Tornando agli effetti collaterali, vediamo cosa fare quando questi si verificano: si sa che lo steroide
è un potente induttore della gluconeogenesi e questo provoca a lungo termine diabete, con tutte le
conseguenze CV. Perciò se durante la terapia il pz inizia a presentare incremento della glicemia,
bisogna metterlo a restrizione calorica. Se poi il pz è anziano (>80 anni però capisco leggendo la
slide), attenzione alla somministrazione di ipoglicemizzanti orali come le biguanidi, meglio
utilizzare altri tipi di ipoglicemizzanti orali, cmq sempre necessari per prevenire questo diabete
iatrogeno.
Prima slide a pag.3: teniamo presente sempre che il rapporto tra farmaco steroideo e effetto
collaterale è proporzionale alla potenza del farmaco stesso (vedi i vari esempi).

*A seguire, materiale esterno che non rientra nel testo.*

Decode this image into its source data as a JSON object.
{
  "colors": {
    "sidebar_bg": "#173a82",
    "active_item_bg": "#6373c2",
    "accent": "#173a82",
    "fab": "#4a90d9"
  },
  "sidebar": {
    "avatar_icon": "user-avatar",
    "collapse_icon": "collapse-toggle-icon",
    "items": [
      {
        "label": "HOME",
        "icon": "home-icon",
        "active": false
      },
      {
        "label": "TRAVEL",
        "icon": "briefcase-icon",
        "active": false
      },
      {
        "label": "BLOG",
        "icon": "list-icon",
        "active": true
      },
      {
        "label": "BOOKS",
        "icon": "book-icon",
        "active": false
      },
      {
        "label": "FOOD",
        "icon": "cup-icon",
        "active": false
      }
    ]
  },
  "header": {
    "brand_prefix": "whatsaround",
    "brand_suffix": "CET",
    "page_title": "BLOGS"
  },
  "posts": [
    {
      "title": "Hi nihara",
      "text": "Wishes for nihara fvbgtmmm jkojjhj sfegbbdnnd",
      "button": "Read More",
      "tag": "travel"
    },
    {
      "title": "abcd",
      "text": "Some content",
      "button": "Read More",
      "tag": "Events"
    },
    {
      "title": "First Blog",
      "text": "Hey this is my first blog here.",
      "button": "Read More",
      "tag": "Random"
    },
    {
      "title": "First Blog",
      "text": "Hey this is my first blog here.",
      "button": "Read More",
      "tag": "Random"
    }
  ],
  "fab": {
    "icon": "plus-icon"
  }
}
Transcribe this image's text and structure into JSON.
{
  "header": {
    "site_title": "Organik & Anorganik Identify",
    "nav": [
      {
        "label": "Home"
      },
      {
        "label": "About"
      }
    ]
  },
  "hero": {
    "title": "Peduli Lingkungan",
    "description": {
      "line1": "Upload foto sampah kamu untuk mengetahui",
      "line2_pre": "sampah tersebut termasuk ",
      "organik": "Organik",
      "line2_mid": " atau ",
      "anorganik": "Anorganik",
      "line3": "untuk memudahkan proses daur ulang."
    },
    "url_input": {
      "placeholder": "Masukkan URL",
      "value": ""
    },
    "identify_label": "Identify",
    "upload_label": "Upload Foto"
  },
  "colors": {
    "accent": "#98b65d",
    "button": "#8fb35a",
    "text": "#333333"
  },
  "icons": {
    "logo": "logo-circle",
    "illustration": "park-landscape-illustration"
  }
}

Riguardo all’iperglicemia sappiamo che a una dose prolungata oltre i 3 mesi da 1 a 7.9 mg
equivalenti di prednisone, il rischio di iperglicemia aumenta dell’80% e questi sono dei calcoli che
si possono fare con facilità in ambulatorio. A una dose di 25 mg/die, che è una di quelle che si usa
tranquillamente nel pz con PMR e in fase di mantenimento dell’Arterite Temporale, il rischio
relativo aumenta di 7 volte. Quindi non dimentichiamoci che si può programmare la comparsa degli
effetti collaterali.
Un altro effetto collaterale molto temuto è l’atrofia muscolare: ci sono evidenze sperimentali che
una terapia con ACE-inibitori e supplementazioni di Ca++ e Mg++ riduce moltissimo l’atrofia
muscolare in soggetti sottoposti a terapia steroidea prolungata. Quando c’è atrofia della cute con
possibile porpora, fragilità, assottigliamento, bisogna cercare di ridurre l’atrofia del cheratinocita
attraverso inibitori della calcineurina.
Quando compaiono ipertensione e dislipidemia da steroidi si utilizzano ACE-inibitori ed
eventualmente diuretici, in modo da ridurre la ritenzione idro-salina e migliorare la performance del
muscolo cardiaco.
Quando si dà prednisone per > 3 mesi a 5 o più mg/die, una delle complicanze più frequenti è
l’osteoporosi: perciò il pz deve iniziare SUBITO E SENZA ASPETTARE L’ESITO DELLA MOC
la terapia osteoprotettiva con Ca++ e vit D (e eventualmente con bisfosfonati se il soggetto è in
postmenopausa). Relativamente alle dosi di cortisonici associate alla comparsa di osteoporosi, lo
0,9% (circa 1 su 100) della popolazione generale riceve terapia cortisonica per più di 3 mesi, il
2,5% degli anziani prende steroidi per un periodo > 3 mesi e 2.5 mg/die di cortisone aumentano il
rischio di fratture di circa il 55% mentre il rischio di frattura aumenta notevolmente nei primi 6-12
mesi di terapia. Non trattare con farmaci osteoprotettivi pz che fanno terapia steroidea, anche se con
dosi modeste, per 6-12 mesi è delittuoso…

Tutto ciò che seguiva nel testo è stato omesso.